Product and Service

Companies, who have been grouped in Drinkable Kefir sector of food industry, produce Kefir-related dairy products.

Demand for Product and Service

The growth in Drinkable Kefir sector has been driven by the benefits that it provides to people’s health and its diversified application in many types of foods. However, its performance in the past years may give us a hint that new driver may be needed to keep its growth at previous rate in currently intensive competition.

The Sector

Sector’s current, trend, causes behind trend, and future

Current and Trend

  • Driven and limited by the factors behind the demands for general dairy products, Kefir sector has its own selling point that it can provide specific benefits to a certain group of dairy consumers.
  • After a booming in 2014, the companies in this sector have been experiencing slowing down pace of growth in sales/demands, which is probably the reason that is dragging the price down.
  • It seems the demands for premium products and lower end products are stronger than for the product in the middle. Sales plunged unexpectedly for some of branded products in 2018.


Causes behind the trend

  • We think the reasons that caused what is happening in the Kefir sector present similar characteristics as those in some of other sectors of food industry and retail industry. It is that consumers in today’s food and beverage market are inclining to purchase either better products or lower costs products. For some reasons such as health awareness or increasingly disposable income, some consumers who previously purchased products with middle quality and middle price turned to choose premium products. At the same time, due to economy factors mainly, some of consumers for middle products chose to consume cheaper products.


Industry Future

Among the fundamental driving powers behind the demand for Kefir products, consumers’ awareness for healthier life and the diversified application of Kefir products in different types of food will continue to play the key roles in boost the demands in this sector.

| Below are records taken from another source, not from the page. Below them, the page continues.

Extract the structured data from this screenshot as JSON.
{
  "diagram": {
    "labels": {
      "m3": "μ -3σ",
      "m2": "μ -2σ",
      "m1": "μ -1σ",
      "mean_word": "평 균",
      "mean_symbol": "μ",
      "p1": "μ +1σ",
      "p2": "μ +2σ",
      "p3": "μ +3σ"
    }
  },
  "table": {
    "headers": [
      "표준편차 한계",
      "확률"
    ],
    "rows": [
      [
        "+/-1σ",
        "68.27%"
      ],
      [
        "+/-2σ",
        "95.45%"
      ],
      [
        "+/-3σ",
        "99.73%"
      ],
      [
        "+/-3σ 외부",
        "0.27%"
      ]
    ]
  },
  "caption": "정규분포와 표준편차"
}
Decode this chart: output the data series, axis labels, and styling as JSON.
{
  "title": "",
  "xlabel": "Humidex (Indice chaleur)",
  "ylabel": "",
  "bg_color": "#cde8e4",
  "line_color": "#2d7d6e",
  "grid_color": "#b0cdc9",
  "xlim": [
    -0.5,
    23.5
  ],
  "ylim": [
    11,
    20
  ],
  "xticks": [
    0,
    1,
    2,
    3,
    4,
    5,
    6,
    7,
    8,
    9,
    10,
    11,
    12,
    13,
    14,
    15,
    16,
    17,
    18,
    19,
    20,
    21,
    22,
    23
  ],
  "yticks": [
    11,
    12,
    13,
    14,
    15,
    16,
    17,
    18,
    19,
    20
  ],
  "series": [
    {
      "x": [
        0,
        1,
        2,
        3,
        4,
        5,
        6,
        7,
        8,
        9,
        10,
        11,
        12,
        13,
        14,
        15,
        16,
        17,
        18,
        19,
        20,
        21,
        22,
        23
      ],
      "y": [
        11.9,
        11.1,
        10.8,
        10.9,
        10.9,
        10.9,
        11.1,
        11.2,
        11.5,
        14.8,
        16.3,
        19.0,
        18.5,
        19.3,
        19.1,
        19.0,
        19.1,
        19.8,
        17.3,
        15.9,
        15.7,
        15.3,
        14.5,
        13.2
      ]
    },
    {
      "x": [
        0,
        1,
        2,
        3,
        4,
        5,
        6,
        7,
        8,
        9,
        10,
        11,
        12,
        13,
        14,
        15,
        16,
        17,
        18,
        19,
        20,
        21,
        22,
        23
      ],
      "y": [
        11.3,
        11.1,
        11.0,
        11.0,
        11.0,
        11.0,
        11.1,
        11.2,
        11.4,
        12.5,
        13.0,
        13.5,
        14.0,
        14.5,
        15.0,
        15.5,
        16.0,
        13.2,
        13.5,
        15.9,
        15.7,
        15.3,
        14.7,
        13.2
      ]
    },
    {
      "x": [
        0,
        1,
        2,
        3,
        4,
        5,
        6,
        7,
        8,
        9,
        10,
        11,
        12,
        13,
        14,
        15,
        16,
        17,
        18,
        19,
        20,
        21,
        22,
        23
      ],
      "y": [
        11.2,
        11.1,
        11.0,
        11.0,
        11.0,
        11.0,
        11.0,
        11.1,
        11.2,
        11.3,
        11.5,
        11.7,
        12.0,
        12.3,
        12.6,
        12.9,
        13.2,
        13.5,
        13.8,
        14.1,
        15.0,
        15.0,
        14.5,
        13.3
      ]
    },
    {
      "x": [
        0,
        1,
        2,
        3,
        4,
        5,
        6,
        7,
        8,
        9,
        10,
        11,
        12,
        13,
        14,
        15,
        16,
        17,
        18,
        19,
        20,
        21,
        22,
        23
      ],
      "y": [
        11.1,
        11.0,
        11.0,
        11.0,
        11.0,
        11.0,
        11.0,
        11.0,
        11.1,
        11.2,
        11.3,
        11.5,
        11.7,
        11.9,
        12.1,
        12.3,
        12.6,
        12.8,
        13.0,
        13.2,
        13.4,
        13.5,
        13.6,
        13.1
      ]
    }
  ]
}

Uncertainties do exist for short period of time. For example, demands may go down as consumption reached its maximum temporarily. Since the price is usually the key if demands turn to go down those companies who can be more flexible in keep their margins will survive.


General Financial Performance of Companies In the Sector

There are many reasons for us to believe that there are rooms for drinkable kefir sector of food industry to grow such as increasing awareness for its benefits to human’s health and its diversified applications as ingredients in food. However, it seems the branded products of companies in this industry encounter bottle neck in the past several years since they have had to lower down the sale prices for their products by the ways such as constant discount and promotions. Since 2017, due to continuingly unfavourable dairy and retail environment and competition from private label, we have seen branded products’ sales of those companies have been down significantly.

Considering that Kefir is an industry in which there are only a few of major competitors, we think that the pressure of downturning sale price came from the slowing down demands and competition of non-brand products. And we also think that, if the slowing down demands continues and the companies have to rely more on discount and promotion to boost the sales, they will have to find a way to improve the efficiency of production such as lowering the raw materials costs. If they fail to do it their margins and cash inflows will suffer due to the decreasing price resulted from shrinking demands.

At the same time, products innovation, especially premium products, may be an alternative to reducing price to deal with low price competition for the companies that try to keep the growth in the current situation since consumers’ preference for premium products, which are able to provide high quality and better taste, has been the major trend in today’s food consumption industry thanks to the new changes in demography, economy, and life styles of young generation.

According our data, the sector’s average enterprise price/sales ratio is currently 0.52( 2018). It is also a signal that gross margin (25% 2018) is at level at which it is more sensitive to the decline in sales and thus requires companies to using its spending on advertising and SG&A more efficiently.